En fin de compte, on s’aperçoit que toutes ces carences concernant le traitement du vin proviennent justement de ceux qui ont pour charge de le soigner, c’est à dire des sommeliers eux-mêmes. Entendons-nous bien: nous connaissons des sommeliers et, dernièrement, des sommelières de grande valeur. Mais puisqu’il manque souvent du personnel supplémentaire, le sommelier dans la plupart des cas doit tout faire seul. Alors il ne peut pas servir tout le monde au mieux, surtout dans une salle bien remplie. Cela représente un désavantage certain pour tous ceux qui n’ont pas, à cause de la carence du service, la possibilité de savourer le vin noble à sa hauteur.

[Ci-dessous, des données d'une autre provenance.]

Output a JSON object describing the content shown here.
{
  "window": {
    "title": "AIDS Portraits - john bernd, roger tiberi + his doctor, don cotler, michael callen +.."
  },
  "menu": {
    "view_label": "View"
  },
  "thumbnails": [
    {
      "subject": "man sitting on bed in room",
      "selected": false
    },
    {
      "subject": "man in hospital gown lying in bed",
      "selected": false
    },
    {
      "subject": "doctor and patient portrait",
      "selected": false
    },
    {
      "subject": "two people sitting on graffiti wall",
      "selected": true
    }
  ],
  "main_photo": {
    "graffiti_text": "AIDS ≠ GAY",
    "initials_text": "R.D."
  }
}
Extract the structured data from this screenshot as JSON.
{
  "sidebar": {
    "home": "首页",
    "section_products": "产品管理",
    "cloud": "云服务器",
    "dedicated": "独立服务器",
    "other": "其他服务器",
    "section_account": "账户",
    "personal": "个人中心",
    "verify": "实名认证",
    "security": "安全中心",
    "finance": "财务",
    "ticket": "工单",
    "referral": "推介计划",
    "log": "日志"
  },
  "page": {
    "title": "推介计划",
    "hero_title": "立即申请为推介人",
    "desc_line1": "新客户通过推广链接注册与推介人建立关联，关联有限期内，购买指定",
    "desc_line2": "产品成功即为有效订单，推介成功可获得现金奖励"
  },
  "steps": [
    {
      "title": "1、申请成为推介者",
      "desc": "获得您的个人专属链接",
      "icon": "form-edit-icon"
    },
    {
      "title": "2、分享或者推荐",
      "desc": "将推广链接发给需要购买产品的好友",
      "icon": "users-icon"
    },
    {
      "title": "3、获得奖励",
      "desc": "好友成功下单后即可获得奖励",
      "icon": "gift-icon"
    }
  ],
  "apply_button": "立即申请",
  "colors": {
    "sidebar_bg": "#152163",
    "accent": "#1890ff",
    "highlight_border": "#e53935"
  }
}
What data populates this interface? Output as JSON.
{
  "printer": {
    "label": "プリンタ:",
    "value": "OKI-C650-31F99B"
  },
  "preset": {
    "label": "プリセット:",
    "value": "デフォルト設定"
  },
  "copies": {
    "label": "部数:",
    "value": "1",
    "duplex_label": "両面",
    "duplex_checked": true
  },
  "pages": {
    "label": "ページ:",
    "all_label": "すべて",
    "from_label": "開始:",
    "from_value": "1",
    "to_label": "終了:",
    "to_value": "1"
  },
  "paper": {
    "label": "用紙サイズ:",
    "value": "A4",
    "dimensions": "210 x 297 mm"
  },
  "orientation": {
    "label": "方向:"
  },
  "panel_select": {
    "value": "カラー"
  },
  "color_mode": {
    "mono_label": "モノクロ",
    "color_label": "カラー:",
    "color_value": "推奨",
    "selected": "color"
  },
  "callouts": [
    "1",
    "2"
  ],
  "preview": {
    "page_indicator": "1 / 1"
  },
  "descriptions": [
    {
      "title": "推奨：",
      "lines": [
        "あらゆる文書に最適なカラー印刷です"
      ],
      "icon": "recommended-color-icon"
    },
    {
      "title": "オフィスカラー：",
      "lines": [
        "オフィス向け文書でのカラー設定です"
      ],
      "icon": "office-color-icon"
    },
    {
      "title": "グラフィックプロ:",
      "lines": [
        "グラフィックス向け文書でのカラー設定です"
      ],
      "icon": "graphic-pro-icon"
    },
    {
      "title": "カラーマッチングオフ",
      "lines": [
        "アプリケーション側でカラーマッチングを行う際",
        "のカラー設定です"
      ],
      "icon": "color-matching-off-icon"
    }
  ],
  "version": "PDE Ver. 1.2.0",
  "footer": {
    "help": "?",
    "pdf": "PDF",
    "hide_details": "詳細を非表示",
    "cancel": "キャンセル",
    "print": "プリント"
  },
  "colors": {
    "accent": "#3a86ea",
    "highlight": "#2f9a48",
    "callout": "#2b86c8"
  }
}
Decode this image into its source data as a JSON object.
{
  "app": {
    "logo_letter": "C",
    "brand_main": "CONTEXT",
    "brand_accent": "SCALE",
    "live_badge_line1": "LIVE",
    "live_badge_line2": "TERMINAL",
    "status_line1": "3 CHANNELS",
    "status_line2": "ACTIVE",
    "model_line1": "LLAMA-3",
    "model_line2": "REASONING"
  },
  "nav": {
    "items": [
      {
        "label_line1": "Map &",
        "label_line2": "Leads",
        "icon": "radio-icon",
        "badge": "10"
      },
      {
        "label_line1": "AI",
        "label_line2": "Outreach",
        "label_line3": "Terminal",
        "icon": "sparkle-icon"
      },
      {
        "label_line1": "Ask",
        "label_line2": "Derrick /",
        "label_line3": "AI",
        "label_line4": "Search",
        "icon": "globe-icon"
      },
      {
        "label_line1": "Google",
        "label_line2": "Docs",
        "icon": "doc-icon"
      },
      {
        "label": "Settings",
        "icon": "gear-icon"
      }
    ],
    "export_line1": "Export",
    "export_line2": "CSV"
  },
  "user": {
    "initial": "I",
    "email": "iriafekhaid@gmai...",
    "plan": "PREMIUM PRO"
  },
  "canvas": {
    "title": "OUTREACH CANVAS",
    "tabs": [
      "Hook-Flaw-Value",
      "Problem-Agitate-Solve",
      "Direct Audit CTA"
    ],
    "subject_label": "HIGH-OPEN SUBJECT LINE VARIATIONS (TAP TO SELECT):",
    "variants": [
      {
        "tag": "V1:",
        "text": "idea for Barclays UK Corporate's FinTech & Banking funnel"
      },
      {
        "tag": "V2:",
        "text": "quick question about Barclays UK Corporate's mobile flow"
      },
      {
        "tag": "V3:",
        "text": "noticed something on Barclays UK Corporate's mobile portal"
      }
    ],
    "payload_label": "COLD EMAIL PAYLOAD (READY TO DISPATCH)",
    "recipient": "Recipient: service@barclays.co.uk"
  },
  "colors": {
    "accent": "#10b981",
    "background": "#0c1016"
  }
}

En Hollande, près de Haarlem, nous avons rencontré au restaurant « De Bokkedoorns », 2 étoiles, un sommelier tellement surchargé. Il fallait toujours attendre son retour d’un coin lointain de la salle. Les vins étaient servis longtemps après les plats qu’ils devaient accompagner. A Lyon, au « Léo de Lyon », 2 étoiles, il ya une dizaine d’années, le sommelier ma donné, comme d’habitude, quelques gouttes pour goûter notre vin, a mis la bouteille à coté, et a oublié de remplir nos verres avant de disparaître. Au lieu d’attendre trop longtemps nous nous sommes finalement servis nous-mêmes. Au « Relais de la Poste » à Magescq, déjà nommé, ça n’a pas été mieux. C’était le dimanche midi entre les fêtes de la fin de l’année 1991. Une foule de grandes et petites familles et groupes, une grande salle pleine – et un seul sommelier. Lui aussi, ayant enfin ouvert notre bouteille qu’on avait attendue bien longtemps, a disparu. Malgré tous nos efforts, nous ne sommes pas arrivés à nous procurer, à quatre! , plus qu’une bouteille de blanc et une de rouge, cette dernière après une attente éternelle. Repas de fête! Expérience tout aussi désagréable avec un sommelier rarement visible: « La Bergerie », 2 étoiles, dans le Luxembourg en été 1999. Pour terminer: Peut-être êtes-vous de mon avis qu’il faut faire un effort d’éducation pour que le vin noble, le bon vin, ne soit pas aussi souvent victime de traitements qui diminuent sa qualité – et avec cela, sa réputation.